Toward the end of his life, Thomas Jefferson realized the American Revolution had failed to provide institutional mechanisms to keep the creative spirit of insurrection alive in the populace. He wanted to institute a township system, giving more self-determination to local communities, or "elementary republics." For Jefferson, the goal of a democratic republic was to make everybody feel "that he is a participator in the government of affairs not merely at an election one day a year but every day." He worried that the representational government devised by the federalists had deprived people of a public space where their freedom could be meaningfully exercised.
Unlikely as it seems, the Jeffersonian model may get its chance in the next few years, due to the converging forces of peak oil and climate change. Richard Heinberg, author of 'Powerdown: Options and Actions for a Post-Carbon World', calls the project that confronts us "a species-wide effort toward self-limitation." Such a project requires global coordination and cooperation to reduce resource consumption and energy use, while industrialized countries "forgo further conventional economic growth in favor of a costly transition to alternative energy sources." For Heinberg's 'powerdown' approach to work, the world would quickly decentralize food, energy and industrial production, and return a great amount of decision-making power to local communities.

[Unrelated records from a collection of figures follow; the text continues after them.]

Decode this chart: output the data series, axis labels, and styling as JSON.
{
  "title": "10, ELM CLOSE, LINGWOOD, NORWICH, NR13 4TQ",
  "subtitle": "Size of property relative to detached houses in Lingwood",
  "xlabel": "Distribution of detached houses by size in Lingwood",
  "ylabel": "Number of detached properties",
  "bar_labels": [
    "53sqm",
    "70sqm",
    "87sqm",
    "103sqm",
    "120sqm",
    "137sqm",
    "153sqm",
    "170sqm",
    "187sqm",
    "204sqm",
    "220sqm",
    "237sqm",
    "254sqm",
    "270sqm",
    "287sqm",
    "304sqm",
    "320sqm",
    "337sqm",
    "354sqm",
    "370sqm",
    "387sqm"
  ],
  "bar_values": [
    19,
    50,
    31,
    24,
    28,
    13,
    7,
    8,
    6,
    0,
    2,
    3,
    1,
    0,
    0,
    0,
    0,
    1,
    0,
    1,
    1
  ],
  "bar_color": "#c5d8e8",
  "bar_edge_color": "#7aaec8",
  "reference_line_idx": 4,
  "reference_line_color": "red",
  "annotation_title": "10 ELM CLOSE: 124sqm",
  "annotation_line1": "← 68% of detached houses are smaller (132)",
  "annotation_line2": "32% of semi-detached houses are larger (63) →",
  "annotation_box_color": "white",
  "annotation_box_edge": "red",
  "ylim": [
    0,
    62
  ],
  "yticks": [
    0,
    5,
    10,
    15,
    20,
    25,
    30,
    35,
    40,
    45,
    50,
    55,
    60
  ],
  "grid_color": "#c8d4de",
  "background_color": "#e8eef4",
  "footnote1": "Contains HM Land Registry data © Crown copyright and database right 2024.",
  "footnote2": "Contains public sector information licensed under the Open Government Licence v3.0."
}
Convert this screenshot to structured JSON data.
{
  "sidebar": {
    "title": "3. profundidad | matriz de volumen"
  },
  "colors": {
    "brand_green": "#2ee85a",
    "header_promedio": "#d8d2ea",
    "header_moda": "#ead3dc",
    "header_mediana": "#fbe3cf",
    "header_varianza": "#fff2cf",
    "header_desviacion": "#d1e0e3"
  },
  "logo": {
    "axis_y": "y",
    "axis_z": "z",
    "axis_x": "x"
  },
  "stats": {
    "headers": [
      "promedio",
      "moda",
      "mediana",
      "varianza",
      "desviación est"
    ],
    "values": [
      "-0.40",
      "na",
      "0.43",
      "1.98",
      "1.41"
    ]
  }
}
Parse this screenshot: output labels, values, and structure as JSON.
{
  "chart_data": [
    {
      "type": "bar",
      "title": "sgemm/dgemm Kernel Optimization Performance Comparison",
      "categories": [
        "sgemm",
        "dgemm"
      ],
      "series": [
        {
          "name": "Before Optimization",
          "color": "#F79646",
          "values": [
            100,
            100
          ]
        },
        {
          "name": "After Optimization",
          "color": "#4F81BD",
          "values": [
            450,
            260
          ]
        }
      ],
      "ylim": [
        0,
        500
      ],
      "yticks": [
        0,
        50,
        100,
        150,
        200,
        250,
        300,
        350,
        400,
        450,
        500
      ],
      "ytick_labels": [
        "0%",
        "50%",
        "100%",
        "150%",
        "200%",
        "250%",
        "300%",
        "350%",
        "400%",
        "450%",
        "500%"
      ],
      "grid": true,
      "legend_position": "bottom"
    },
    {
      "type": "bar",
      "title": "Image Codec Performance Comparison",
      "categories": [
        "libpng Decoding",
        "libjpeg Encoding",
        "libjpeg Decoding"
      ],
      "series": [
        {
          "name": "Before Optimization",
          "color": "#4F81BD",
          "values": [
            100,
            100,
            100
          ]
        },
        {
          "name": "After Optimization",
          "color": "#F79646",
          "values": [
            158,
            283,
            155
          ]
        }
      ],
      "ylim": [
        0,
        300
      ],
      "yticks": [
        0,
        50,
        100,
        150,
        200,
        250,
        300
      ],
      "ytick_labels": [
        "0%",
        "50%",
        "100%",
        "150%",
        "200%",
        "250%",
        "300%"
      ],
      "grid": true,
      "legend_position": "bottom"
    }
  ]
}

We are facing a difficult transition that needs to occur at a rapid pace if we don't want to experience dire consequences. According to Robert Hirsch, author of a 2005 US Department of Energy report on peak oil, the problem is "much worse than the worst that we could think of. . . . The risk to our economies and our civilization are enormous, and people don't want to hear that." We use oil to make our food and most of our consumer goods. David Korten notes, "Without oil, much of the capital infrastructure underlying modern life becomes an unusable asset, including the infrastructure of suburbia, the global trading system and the industrial food production, processing and distribution system."
The downsizing of life is going to be a hard sell, but not necessarily an impossible one. Depending on how it is presented to us, we might see reconnecting to land and community as an improvement over our current alienated state. As Rob Hopkins writes in The Transition Handbook: From Oil Dependency to Local Resilience, "It is one thing to campaign against climate change and quite another to paint a compelling and engaging vision of a post-carbon world in such a way as to enthuse others to embark on a journey towards it." Hopkins proposes that cities might be transmuted from "large, bland places with a few 'entertainment' venues, to diverse places with gardens, ponds, artworks, more opportunities for meeting and working with people and generally more to see and do," where people had "less reason to travel to be entertained."
The English 'Transition Town' movement prepares local communities for the changes that are coming. It is a highly successful and well-developed grassroots initiative ongoing in over 60 towns and small cities across the UK. Transition Town groups share information, meet with local government officials and organize courses in basic skills that will be needed again as fuel supplies diminish. They have also experimented with issuing local currencies that help to keep wealth within a community. It may seem a daunting and unenviable challenge to convince people to adopt such a program; one that includes personal and community sacrifice, a downshift into reduced patterns of consumption and the surrendering of some forms of autonomy for the general good. On the other hand, previous generations of people just like you and I have mobilized for wars and performed enormous acts of service and self-sacrifice.
Hopkins, one of the creators of the program, writes, "Rebuilding local agriculture and food production, localizing energy production, rethinking healthcare, rediscovering local building materials in the context of zero energy building, rethinking how we manage waste, all build resilience and offer the potential of an extraordinary renaissance; economic, cultural and spiritual." Almost any community can make use of the Transition Town model, which offers a holistic approach and practical tools for raising social awareness about the crises we face. Ironically, the virtual Internet provides the perfect mechanism for distributing tools and practices for rebuilding local communities around the world, instantly, so they are available as soon as anyone feels inspired to make use of them. Thomas Jefferson would be proud.